Here’s a selection from my list of Overlooked NoirHis Kind of Woman. Robert Mitchum plays a down-and-out gambler who is offered a deal that MUST be too good to be true; he’s smart enough to be suspicious and knows that he must discover the real deal before it’s too late. He meets a on-the-top-of-the-world hottie (Jane Russell), who is about to become down on her luck, too.

They are stuck in the confines of a Mexican beach resort with a full complement of shady characters, played by noir standard-carriers Charles McGraw, Jim Backus and Philip Van Zandt. And there’s the star of movie swashbucklers (Vincent Price), who is hiding out from his unhappy marriage. Tim Holt (Treasure of the Sierra Madre) shows up as another guy who isn’t what he seems. And, anchored just offshore, is the ruthless Italian crime lord (Raymond Burr at his most pitiless).

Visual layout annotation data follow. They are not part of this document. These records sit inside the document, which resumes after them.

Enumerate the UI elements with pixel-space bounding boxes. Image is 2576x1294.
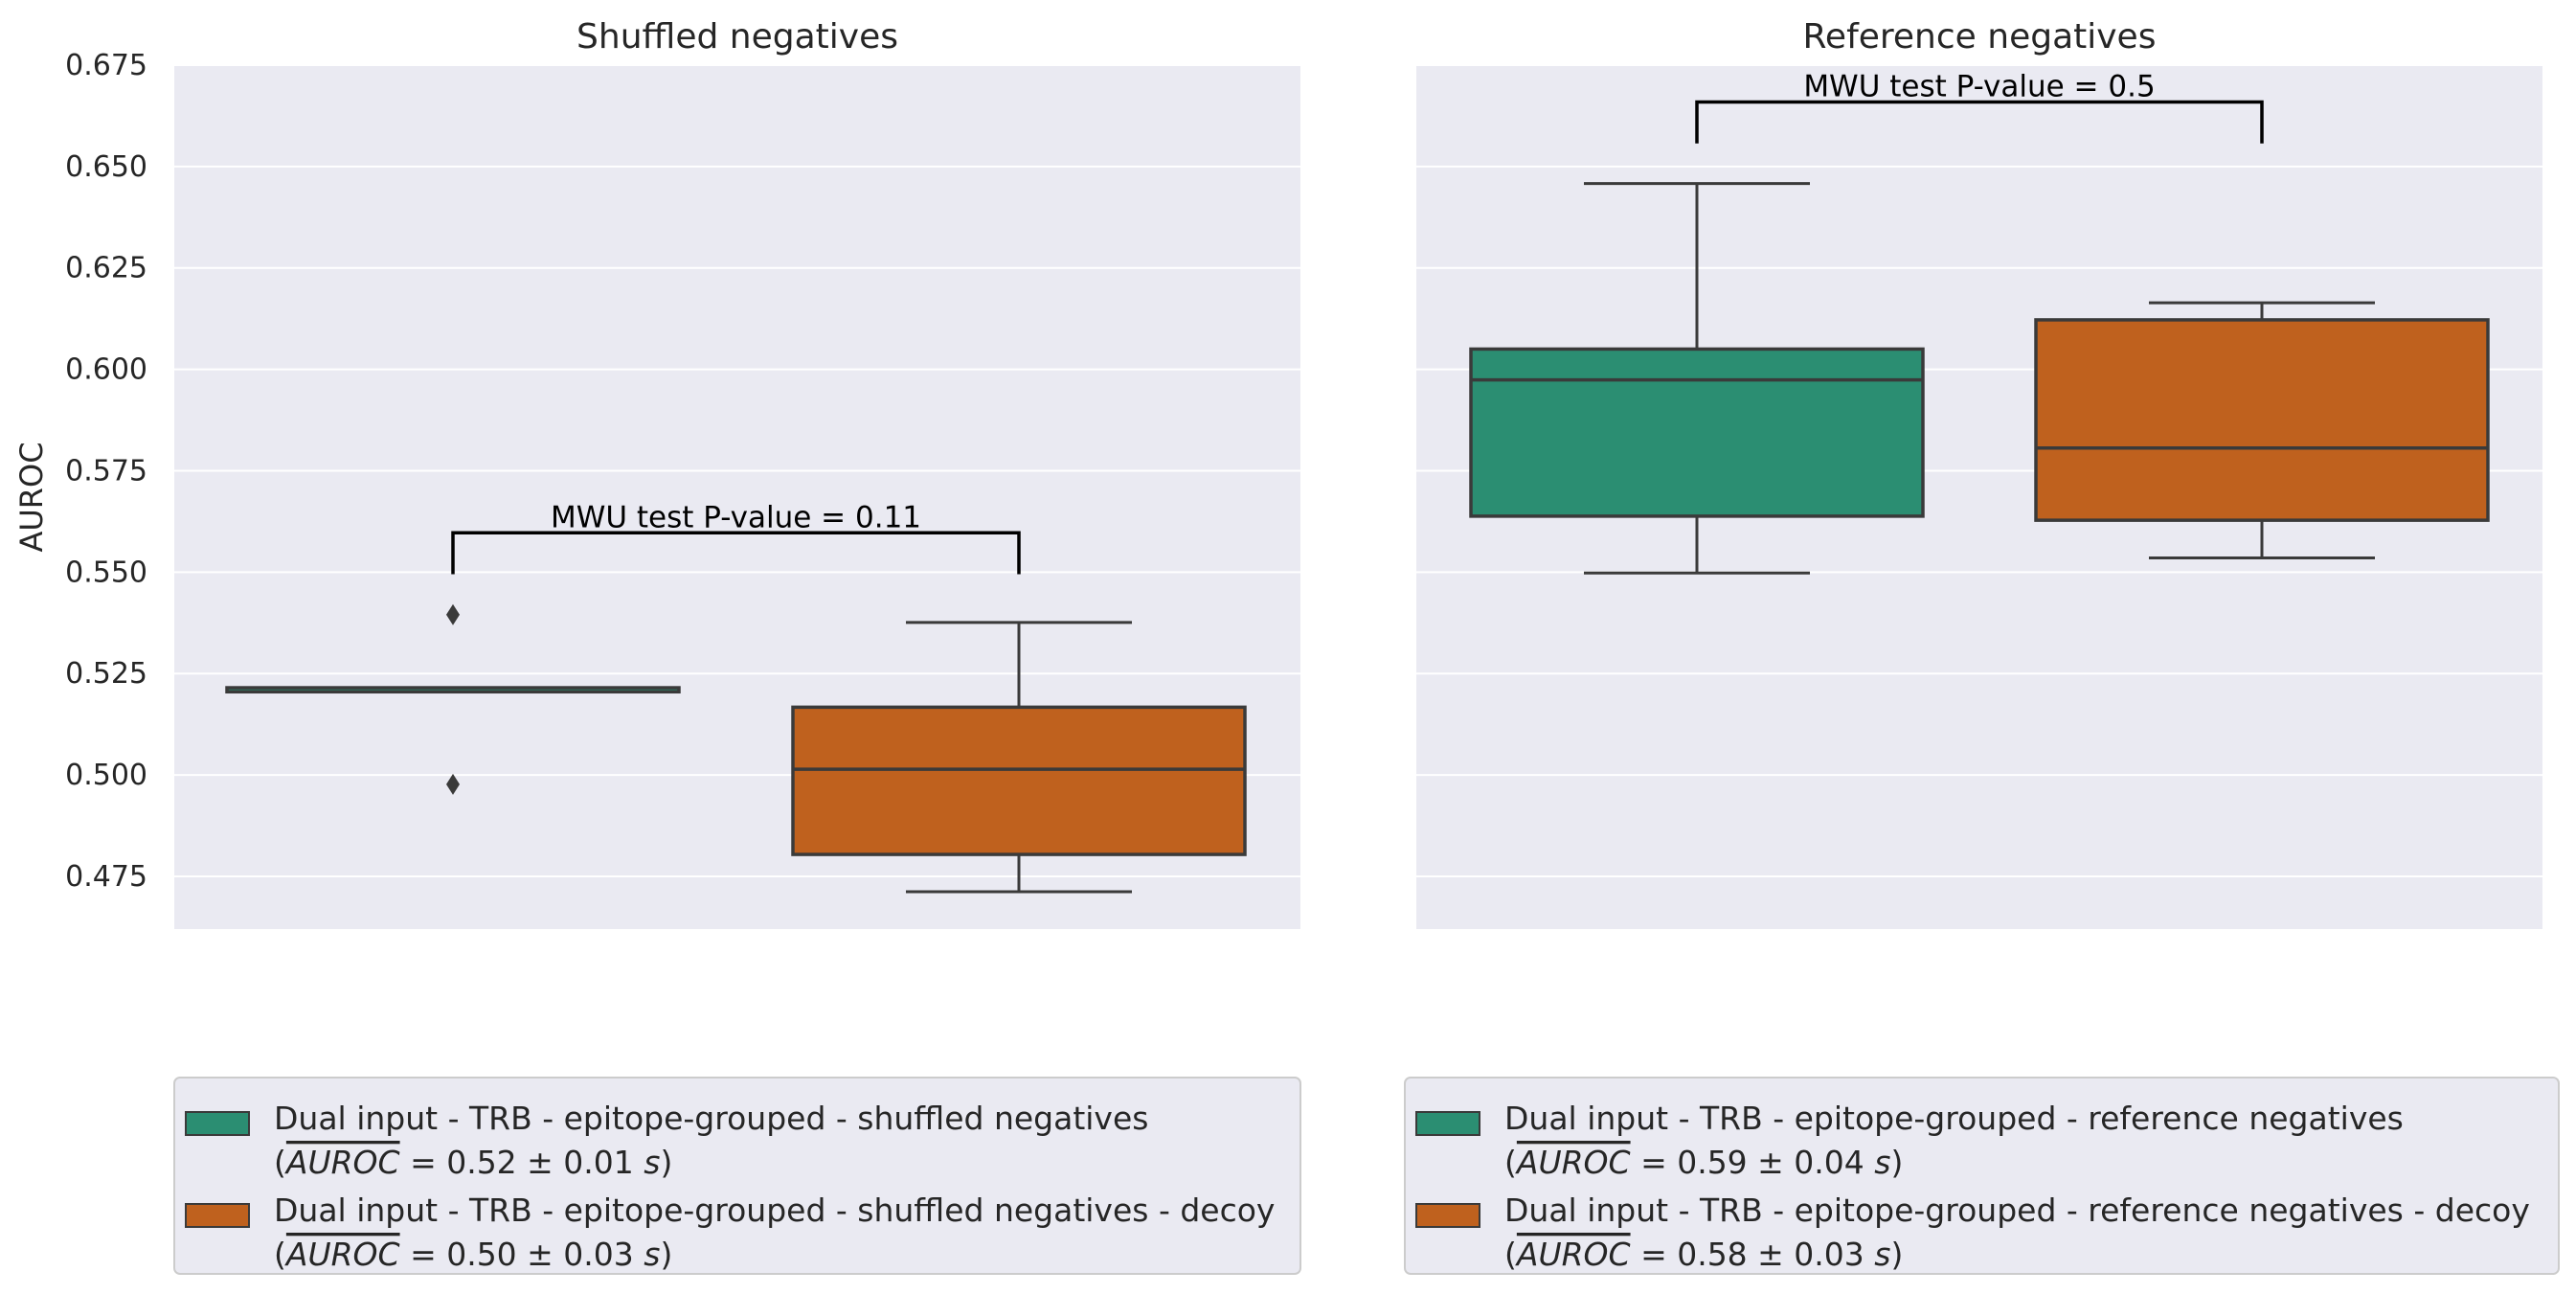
- legend-stat-unit: s: [644, 1236, 660, 1273]
- y-tick-label: 0.600: [65, 353, 147, 387]
- y-tick-label: 0.675: [65, 49, 147, 82]
- significance-bracket: [1695, 100, 2264, 144]
- box-original: [225, 603, 681, 795]
- legend-swatch: [1415, 1203, 1480, 1228]
- legend-stat-unit: s: [644, 1144, 660, 1181]
- legend-stat-value: = 0.59 ± 0.04: [1640, 1144, 1864, 1181]
- legend-entry-name: Dual input - TRB - epitope-grouped - shu…: [274, 1100, 1148, 1137]
- significance-annotation: MWU test P-value = 0.5: [1803, 70, 2155, 104]
- box-decoy: [2034, 301, 2490, 560]
- legend-paren-close: ): [1891, 1144, 1904, 1181]
- legend-stat-value: = 0.50 ± 0.03: [410, 1236, 634, 1273]
- significance-bracket: [451, 531, 1021, 575]
- significance-annotation: MWU test P-value = 0.11: [551, 500, 921, 534]
- legend-paren-close: ): [661, 1144, 673, 1181]
- panel-title: Reference negatives: [1803, 17, 2157, 57]
- box-decoy: [791, 621, 1247, 894]
- box-iqr: [1469, 347, 1925, 518]
- legend-frame: [1404, 1077, 2560, 1275]
- legend-entry-stat: (AUROC = 0.58 ± 0.03 s): [1504, 1236, 1903, 1273]
- legend-stat-value: = 0.58 ± 0.03: [1640, 1236, 1864, 1273]
- legend-paren-open: (: [274, 1236, 286, 1273]
- legend-stat-space: [400, 1236, 411, 1273]
- legend-entry-name: Dual input - TRB - epitope-grouped - shu…: [274, 1192, 1275, 1229]
- legend-stat-label: AUROC: [1515, 1144, 1631, 1181]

What makes this a noir classic is the complete amorality of the very sympathetic Mitchum and Russell characters. They’re not bad people, but they are playing the hands that they have been dealt. Neither questions the justice of their situations – they don’t feel sorry for themselves, they just deal with it. And they don’t worry about sleeping around or breaking a few laws if they have to. They may not be lucky, but they are determined to survive.

Reportedly, studio owner Howard Hughes fired the director John Farrow and replaced him with noir-master Richard Fleischer (Cry Danger).